Before reaching the liver
Some conditions cause bilirubin levels to rise before it reaches the liver. This is usually due to increased red blood cell destruction. This can be caused by:
- Sickle cell disease or thalassaemia — These inherited conditions produce red blood cells that don’t live as long as normal red blood cells.
- Autoimmune disorders — This may include conditions like lupus, rheumatoid arthritis, or ulcerative colitis.
- Medications — Antibiotics like ceftriaxone can occasionally cause red blood cells to break down.
- Blood cancers
- Mechanical heart valves
Within the liver
If the liver is not working properly, it may be unable to process bilirubin and make it water-soluble for excretion. For example:
- Viral hepatitis — This may be caused by viruses like hepatitis A, B, C, D, or E.
- Alcoholic liver disease and non-alcohol fatty liver disease — Both alcohol and being overweight can cause long-term liver damage.
- Cirrhosis — Cirrhosis is a late stage of liver scarring caused by long-term liver damage.
- Gilbert’s syndrome — Gilbert’s syndrome is genetic condition that can cause mild and occasional episodes of jaundice, usually linked to physical or mental stress.
- Paracetamol overdose
- Autoimmune hepatitis — This is where the immune system attacks the liver cells.
- Liver cancer
After leaving the liver
Once bilirubin has left the liver, levels may increase because it is unable to leave the body, usually due to a blockage. This may be due to:
- Pancreatitis — This is where the pancreas becomes inflamed, often due to gallstones or alcohol abuse.
- Tumours — Tumours can compress the bile duct causing a blockage.
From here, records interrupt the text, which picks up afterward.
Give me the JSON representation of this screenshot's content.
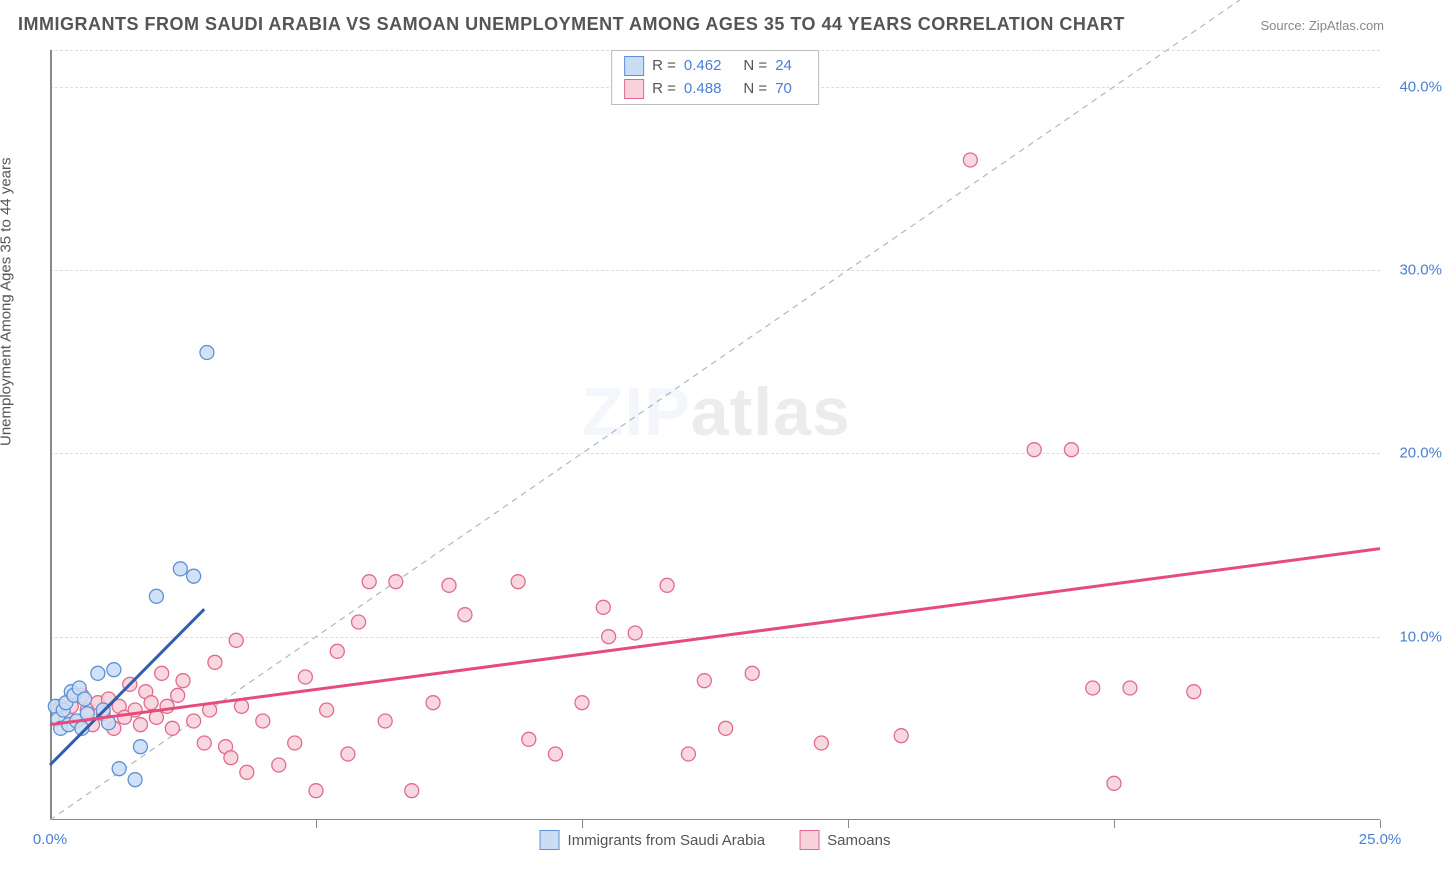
{
  "title": "IMMIGRANTS FROM SAUDI ARABIA VS SAMOAN UNEMPLOYMENT AMONG AGES 35 TO 44 YEARS CORRELATION CHART",
  "source": "Source: ZipAtlas.com",
  "y_axis_label": "Unemployment Among Ages 35 to 44 years",
  "watermark_zip": "ZIP",
  "watermark_atlas": "atlas",
  "chart": {
    "type": "scatter",
    "background_color": "#ffffff",
    "grid_color": "#dddddd",
    "axis_color": "#888888",
    "text_color": "#555555",
    "value_color": "#4a7fd6",
    "xlim": [
      0,
      25
    ],
    "ylim": [
      0,
      42
    ],
    "x_ticks": [
      5,
      10,
      15,
      20,
      25
    ],
    "x_tick_labels": {
      "left": "0.0%",
      "right": "25.0%"
    },
    "y_ticks": [
      10,
      20,
      30,
      40
    ],
    "y_tick_labels": [
      "10.0%",
      "20.0%",
      "30.0%",
      "40.0%"
    ],
    "diagonal_line": {
      "color": "#aab8d0",
      "dash": "6,5",
      "width": 1.2,
      "from": [
        0,
        0
      ],
      "to": [
        25,
        50
      ]
    },
    "series": [
      {
        "name": "Immigrants from Saudi Arabia",
        "fill": "#c9ddf4",
        "stroke": "#5f91d6",
        "marker_radius": 7,
        "R": "0.462",
        "N": "24",
        "trend": {
          "from": [
            0,
            3.0
          ],
          "to": [
            2.9,
            11.5
          ],
          "color": "#2f5fb0",
          "width": 3
        },
        "points": [
          [
            0.1,
            6.2
          ],
          [
            0.15,
            5.5
          ],
          [
            0.2,
            5.0
          ],
          [
            0.25,
            6.0
          ],
          [
            0.3,
            6.4
          ],
          [
            0.35,
            5.2
          ],
          [
            0.4,
            7.0
          ],
          [
            0.45,
            6.8
          ],
          [
            0.5,
            5.4
          ],
          [
            0.55,
            7.2
          ],
          [
            0.6,
            5.0
          ],
          [
            0.65,
            6.6
          ],
          [
            0.7,
            5.8
          ],
          [
            0.9,
            8.0
          ],
          [
            1.0,
            6.0
          ],
          [
            1.1,
            5.3
          ],
          [
            1.3,
            2.8
          ],
          [
            1.6,
            2.2
          ],
          [
            1.7,
            4.0
          ],
          [
            2.0,
            12.2
          ],
          [
            2.45,
            13.7
          ],
          [
            2.7,
            13.3
          ],
          [
            2.95,
            25.5
          ],
          [
            1.2,
            8.2
          ]
        ]
      },
      {
        "name": "Samoans",
        "fill": "#f7d1db",
        "stroke": "#e36a8e",
        "marker_radius": 7,
        "R": "0.488",
        "N": "70",
        "trend": {
          "from": [
            0,
            5.2
          ],
          "to": [
            25,
            14.8
          ],
          "color": "#e64c7b",
          "width": 3
        },
        "points": [
          [
            0.2,
            6.2
          ],
          [
            0.3,
            5.6
          ],
          [
            0.4,
            6.2
          ],
          [
            0.5,
            5.4
          ],
          [
            0.6,
            6.8
          ],
          [
            0.7,
            6.0
          ],
          [
            0.8,
            5.2
          ],
          [
            0.9,
            6.4
          ],
          [
            1.0,
            5.8
          ],
          [
            1.1,
            6.6
          ],
          [
            1.2,
            5.0
          ],
          [
            1.3,
            6.2
          ],
          [
            1.4,
            5.6
          ],
          [
            1.5,
            7.4
          ],
          [
            1.6,
            6.0
          ],
          [
            1.7,
            5.2
          ],
          [
            1.8,
            7.0
          ],
          [
            1.9,
            6.4
          ],
          [
            2.0,
            5.6
          ],
          [
            2.1,
            8.0
          ],
          [
            2.2,
            6.2
          ],
          [
            2.3,
            5.0
          ],
          [
            2.4,
            6.8
          ],
          [
            2.5,
            7.6
          ],
          [
            2.7,
            5.4
          ],
          [
            2.9,
            4.2
          ],
          [
            3.0,
            6.0
          ],
          [
            3.1,
            8.6
          ],
          [
            3.3,
            4.0
          ],
          [
            3.4,
            3.4
          ],
          [
            3.5,
            9.8
          ],
          [
            3.6,
            6.2
          ],
          [
            3.7,
            2.6
          ],
          [
            4.0,
            5.4
          ],
          [
            4.3,
            3.0
          ],
          [
            4.6,
            4.2
          ],
          [
            5.0,
            1.6
          ],
          [
            5.2,
            6.0
          ],
          [
            5.4,
            9.2
          ],
          [
            5.6,
            3.6
          ],
          [
            5.8,
            10.8
          ],
          [
            6.3,
            5.4
          ],
          [
            6.5,
            13.0
          ],
          [
            6.8,
            1.6
          ],
          [
            7.2,
            6.4
          ],
          [
            7.5,
            12.8
          ],
          [
            8.8,
            13.0
          ],
          [
            9.0,
            4.4
          ],
          [
            9.5,
            3.6
          ],
          [
            10.0,
            6.4
          ],
          [
            10.4,
            11.6
          ],
          [
            10.5,
            10.0
          ],
          [
            11.0,
            10.2
          ],
          [
            11.6,
            12.8
          ],
          [
            12.0,
            3.6
          ],
          [
            12.3,
            7.6
          ],
          [
            12.7,
            5.0
          ],
          [
            13.2,
            8.0
          ],
          [
            14.5,
            4.2
          ],
          [
            16.0,
            4.6
          ],
          [
            17.3,
            36.0
          ],
          [
            18.5,
            20.2
          ],
          [
            19.2,
            20.2
          ],
          [
            19.6,
            7.2
          ],
          [
            20.3,
            7.2
          ],
          [
            20.0,
            2.0
          ],
          [
            21.5,
            7.0
          ],
          [
            4.8,
            7.8
          ],
          [
            7.8,
            11.2
          ],
          [
            6.0,
            13.0
          ]
        ]
      }
    ]
  }
}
- Bile duct strictures — This is where there is a narrowing of the bile duct.
How to lower bilirubin
As with most abnormal blood test results, the best way to improve your bilirubin levels is to treat the underlying cause. Most causes are related to problems with the liver.
You can improve or maintain your liver health by:
- Cutting down alcohol — Avoid exceeding 14 units per week. It’s best to drink as little as possible.
- Maintaining a healthy weight and exercising regularly — Being overweight can lead to fatty liver disease, causing inflammation.
- Practising safe sex — Unprotected sex with new partners increases your risk of hepatitis B and C.
- Following medication instructions — Certain medicines can harm your liver. Always check the label before taking and don’t take over the recommended dose.
For more advice, visit our blog: 7 ways to keep your liver healthy.
What should I do if my bilirubin result is abnormal?
Consult your doctor if your bilirubin levels are significantly raised or you’ve developed jaundice. Depending on your levels, they may wish to request further tests, like an ultrasound or another blood test, especially if the cause is not immediately obvious.